The Canadian Radio-television and Telecommunications Commission (CRTC) provides the following examples of CEMs:

  • Offers to purchase, sell, barter or lease a product, goods, a service, land or an interest or right in land;
  • Offers to provide a business, investment or gaming opportunity;
  • Promoting a person, including the public image of the person, as being a person who does anything referred to above, or who intends to do so.

In order to send a CEM to an electronic address, the following is required:

  1. Consent
  2. Identification information
  3. An unsubscribe mechanism

End of Transitional Period

The transitional period will end on July 1, 2017, and sending CEMs based on implied consent will be subject to the limitation period of two years or six months; creating a more restrictive time within which to send a CEM to a contact based on implied consent.

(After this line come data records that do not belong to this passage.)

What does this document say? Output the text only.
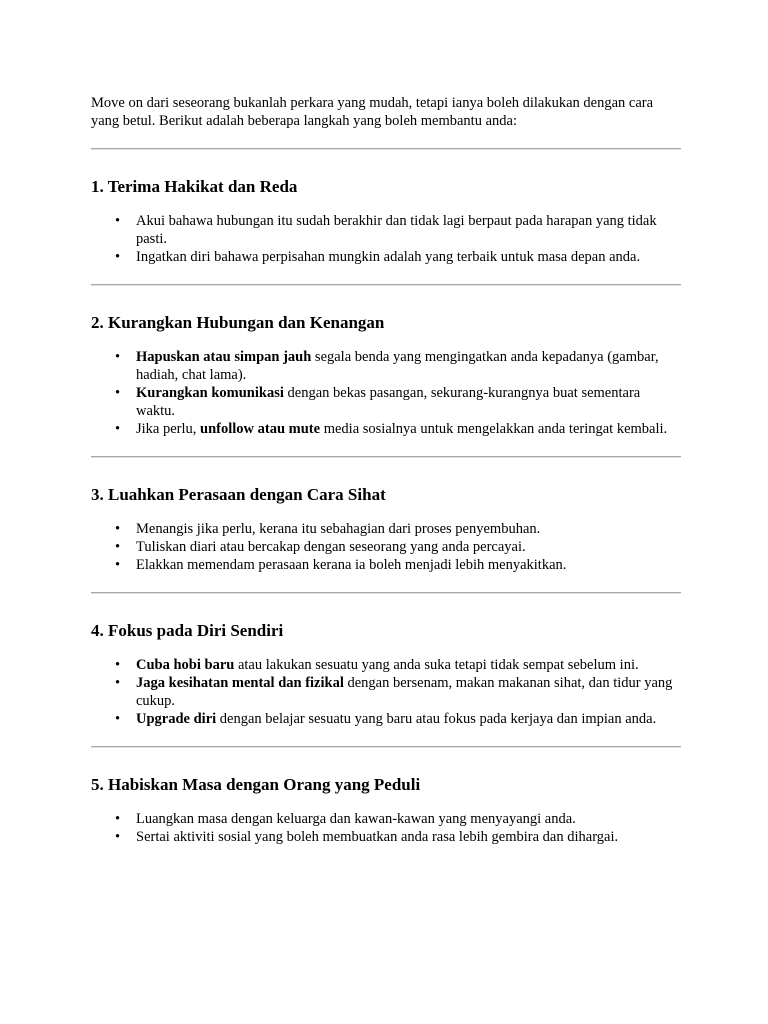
Move on dari seseorang bukanlah perkara yang mudah, tetapi ianya boleh dilakukan dengan cara yang betul. Berikut adalah beberapa langkah yang boleh membantu anda:

1. Terima Hakikat dan Reda
• Akui bahawa hubungan itu sudah berakhir dan tidak lagi berpaut pada harapan yang tidak pasti.
• Ingatkan diri bahawa perpisahan mungkin adalah yang terbaik untuk masa depan anda.
2. Kurangkan Hubungan dan Kenangan
• Hapuskan atau simpan jauh segala benda yang mengingatkan anda kepadanya (gambar, hadiah, chat lama).
• Kurangkan komunikasi dengan bekas pasangan, sekurang-kurangnya buat sementara waktu.
• Jika perlu, unfollow atau mute media sosialnya untuk mengelakkan anda teringat kembali.
3. Luahkan Perasaan dengan Cara Sihat
• Menangis jika perlu, kerana itu sebahagian dari proses penyembuhan.
• Tuliskan diari atau bercakap dengan seseorang yang anda percayai.
• Elakkan memendam perasaan kerana ia boleh menjadi lebih menyakitkan.
4. Fokus pada Diri Sendiri
• Cuba hobi baru atau lakukan sesuatu yang anda suka tetapi tidak sempat sebelum ini.
• Jaga kesihatan mental dan fizikal dengan bersenam, makan makanan sihat, dan tidur yang cukup.
• Upgrade diri dengan belajar sesuatu yang baru atau fokus pada kerjaya dan impian anda.
5. Habiskan Masa dengan Orang yang Peduli
• Luangkan masa dengan keluarga dan kawan-kawan yang menyayangi anda.
• Sertai aktiviti sosial yang boleh membuatkan anda rasa lebih gembira dan dihargai.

On July 1, 2017, both individuals and businesses who are affected by contraventions of CASL will be able to seek monetary remedy in a court proceeding. If there is a breach of the CEM provisions, the liability can be $200 for each breach not exceeding $1,000,000 for each day on which the breach occurred. While CASL does not expressly include class actions, it is anticipated that the private right of action creates the possibility for groups to pursue class actions for CASL violations.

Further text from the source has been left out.